Third, we find unusual the fact that the birth certificate of John Thomas Lopez was filed by Tomas
Lopez instead of the midwife and on August 4, 1989, four months after the alleged birth of the
child. Under the law, the attending physician or midwife in attendance at birth should cause the
registration of such birth. Only in default of the physician or midwife, can the parent register the
birth of his child. The certificate must be filed with the local civil registrar within thirty days after the
birth. Significantly, the birth certificate of the child stated Tomas Lopez and private respondent were
legally married on October 31, 1974, in Hagonoy, Bulacan, which is false because even private
respondent had admitted she is a "common-law wife". This false entry puts to doubt the other
data in said birth certificate.

Fourth, the trial court observed several times that when the child and Bienvenida were both in court,
the two had strong similarities in their faces, eyes, eyebrows and head shapes. Resemblance between
a minor and his alleged parent is competent and material evidence to establish parentage. Needless
to stress, the trial court's conclusion should be given high respect, it having had the opportunity to
observe the physical appearances of the minor and petitioner concerned.

Fifth, Lourdes Vasquez testified that she assisted in Bienvenida's giving birth to Edgardo Tijing, Jr.,
at her clinic. Unlike private respondent, she presented clinical records consisting of a log book,
discharge order and the signatures of petitioners.

All these considered, we are constrained to rule that subject minor is indeed the
son of petitioners. The writ of habeas corpus is proper to regain custody of said
child.

G.R. Nos. 138268-69, May 26, 1999


JURRY ANDAL, RICARDO ANDAL AND EDWIN MENDOZA VS. PEOPLE
OF THE PHILIPPINES
FACTS:
The case before us is a petition for a writ of habeas corpus filed by Jury Andal,
Ricardo Andal and Edwin Mendoza, all convicted of rape with homicide in
Criminal Case No. 148-94 and 149-94. The case before us is a petition for a writ
of habeas corpus filed by Jury Andal, Ricardo Andal and Edwin Mendoza, all
convicted of rape with homicide.

The petitioners rely on the argument that the trial court was "ousted" of
jurisdiction to try their case since the pre-trial identification of the accused was
made without the assistance of counsel and without a valid waiver from the
accused.

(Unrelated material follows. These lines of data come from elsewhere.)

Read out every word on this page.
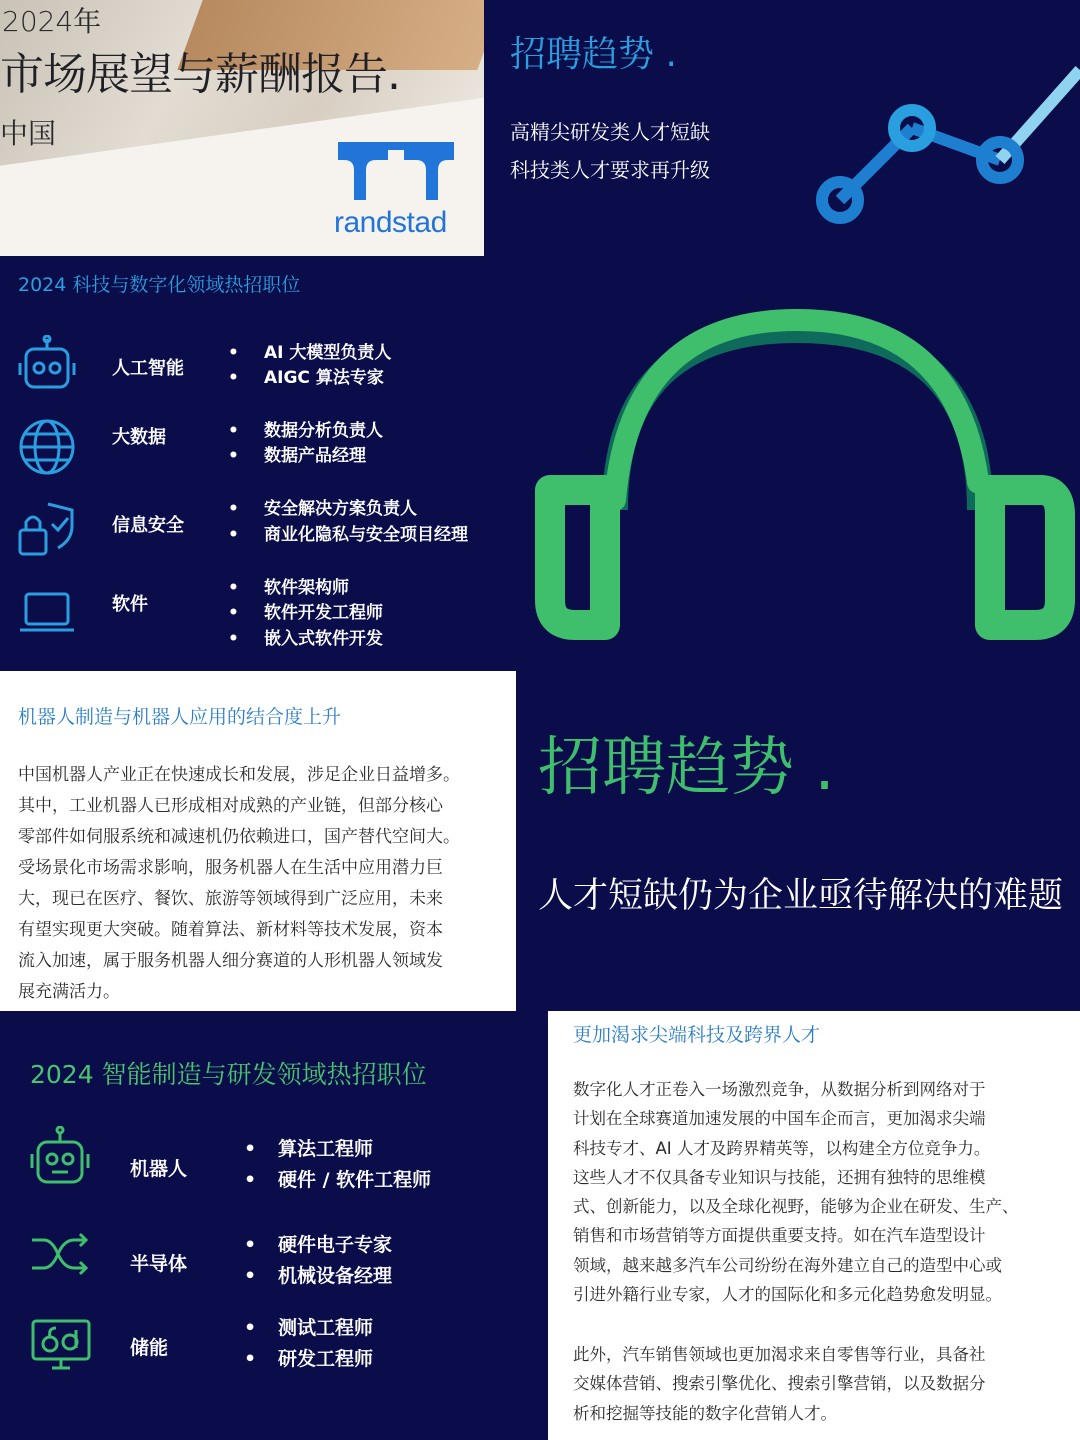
2024年
市场展望与薪酬报告.
中国
randstad
招聘趋势 .
高精尖研发类人才短缺
科技类人才要求再升级
2024 科技与数字化领域热招职位
人工智能
• AI 大模型负责人
• AIGC 算法专家
大数据	• 数据分析负责人
• 数据产品经理
信息安全
• 安全解决方案负责人
• 商业化隐私与安全项目经理
软件
• 软件架构师
• 软件开发工程师
• 嵌入式软件开发
机器人制造与机器人应用的结合度上升
中国机器人产业正在快速成长和发展，涉足企业日益增多。
其中，工业机器人已形成相对成熟的产业链，但部分核心
零部件如伺服系统和减速机仍依赖进口，国产替代空间大。
受场景化市场需求影响，服务机器人在生活中应用潜力巨
大，现已在医疗、餐饮、旅游等领域得到广泛应用，未来
有望实现更大突破。随着算法、新材料等技术发展，资本
流入加速，属于服务机器人细分赛道的人形机器人领域发
展充满活力。
招聘趋势 .
人才短缺仍为企业亟待解决的难题
2024 智能制造与研发领域热招职位
机器人
• 算法工程师
• 硬件 / 软件工程师
半导体
• 硬件电子专家
• 机械设备经理
储能
• 测试工程师
• 研发工程师
更加渴求尖端科技及跨界人才
数字化人才正卷入一场激烈竞争，从数据分析到网络对于
计划在全球赛道加速发展的中国车企而言，更加渴求尖端
科技专才、AI 人才及跨界精英等，以构建全方位竞争力。
这些人才不仅具备专业知识与技能，还拥有独特的思维模
式、创新能力，以及全球化视野，能够为企业在研发、生产、
销售和市场营销等方面提供重要支持。如在汽车造型设计
领域，越来越多汽车公司纷纷在海外建立自己的造型中心或
引进外籍行业专家，人才的国际化和多元化趋势愈发明显。
此外，汽车销售领域也更加渴求来自零售等行业，具备社
交媒体营销、搜索引擎优化、搜索引擎营销，以及数据分
析和挖掘等技能的数字化营销人才。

The petitioners cite the case of Olaguer v. Military Commission No.
34[2], wherein in a separate opinion, Justice Claudio Teehankee stated that "Once
a deprivation of a constitutional right is shown to exist, the court that rendered
the judgement is deemed ousted of its jurisdiction and habeas corpus is the
appropriate remedy to assail the legality of the detention."

ISSUE: WON the petition of writ of habeas corpus is the right remedy.

HELD: NO. We agree with petitioners that the extra-ordinary writ of habeas
corpus is the appropriate remedy to inquire into questions of violation of the
petitioners' constitutional rights and that this Court has jurisdiction to entertain
this review.

However, in this case, the court find that there was no violation of the
constitutional rights of the accused and a resultant deprivation of liberty or due
process of law. In fact, the petition may be viewed as an attempt at a second
motion for reconsideration of a final decision of the Court, disguised as one for
habeas corpus. The accused were sentenced to the supreme penalty of death as a
result of a valid accusation, trial, and judgment by a court of competent
jurisdiction, after a fair and equitable trial. The factual milieu does not show a
mistrial or a violation of the constitutional rights of the accused.

The trial court therefore had jurisdiction to try the case. The Court subsequently
affirmed the decision based on a careful consideration of the evidence presented
both by the prosecution and the defense.